NATO (the North Atlantic Treaty Organization) was established after World War II, in no small part to protect Western democracies against the Soviet Union and other Communist threats. NATO is generally seen as a great success, and has even absorbed into its ranks a number of countries that were previously part of the Soviet Bloc before they became democracies.
But NATO has also found itself challenged, in no small part in the wake of Russia's invasion of Ukraine. NATO allies are coming under pressure to spend more on defense — both from the United States, which has long funded the lion's share among NATO members, and from their own people, who see what Russia is doing in Ukraine and want to be better prepared in case they are similarly invaded.
A number of countries have already pledged to increase defense spending to 2 percent, and several have even passed laws requiring that their governments do so.
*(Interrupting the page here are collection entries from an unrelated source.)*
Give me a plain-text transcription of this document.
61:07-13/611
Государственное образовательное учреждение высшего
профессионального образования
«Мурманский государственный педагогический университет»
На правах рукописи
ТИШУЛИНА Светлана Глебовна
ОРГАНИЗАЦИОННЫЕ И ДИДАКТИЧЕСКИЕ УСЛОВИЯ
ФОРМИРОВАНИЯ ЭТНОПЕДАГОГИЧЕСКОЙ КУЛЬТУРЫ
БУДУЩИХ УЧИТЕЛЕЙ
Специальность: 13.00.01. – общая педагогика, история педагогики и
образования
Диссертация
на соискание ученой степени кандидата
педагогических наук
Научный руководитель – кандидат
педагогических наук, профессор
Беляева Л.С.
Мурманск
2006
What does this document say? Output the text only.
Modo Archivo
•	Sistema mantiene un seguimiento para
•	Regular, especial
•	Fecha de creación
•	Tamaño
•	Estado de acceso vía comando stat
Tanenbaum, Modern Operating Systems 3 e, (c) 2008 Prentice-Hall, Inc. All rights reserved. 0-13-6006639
As the New York Times notes (https://www.nytimes.com/live/2025/06/25/us/trump-nato-news?unlocked_article_code=1.Rk8.57Os._2tG-hkNEc42&smid=url-share), NATO countries announced that members (but not "all members") will indeed be increasing their defense spending even further.
Given this week's NATO summit, our topic this week is thus NATO spending.
Data and five questions
This week's data comes from NATO itself, on its "Defence expenditures and NATO’s 2% guideline" page (https://www.nato.int/cps/en/natohq/topics_49198.htm). At the bottom of the page, you'll find links to download reports from each year; you want the 2024 data, at https://www.nato.int/cps/en/natohq/news_226465.htm.
Learning goals for this week include: Working with Excel files, cleaning data, window functions, regular expressions, and plotting.
Paid subscribers can download the data file from the end of this post.
Here are the five questions and tasks:
- Read the "defence expenditure" data from "table 2" into a Pandas data frame. (We want the first table on that sheet, with current prices and exchange rates.) Which five countries have increased their NATO spending most, as a percentage, in the latest budget cycle (from 2023-2024)? Which increased most since 2014, when the data was first tracked?
- The United States spends more on defense than any other NATO country, with Germany and the UK in the 2nd and 3rd position. Find how much the US spent (estimated) in 2024. Then see how many other NATO countries' defense spending, starting with Germany and the UK and continuing from largest to smallest, would be needed to match US defense spending. That is, if we'd like to say that "the US spends as much as the n next-largest contributors, combined," what is n?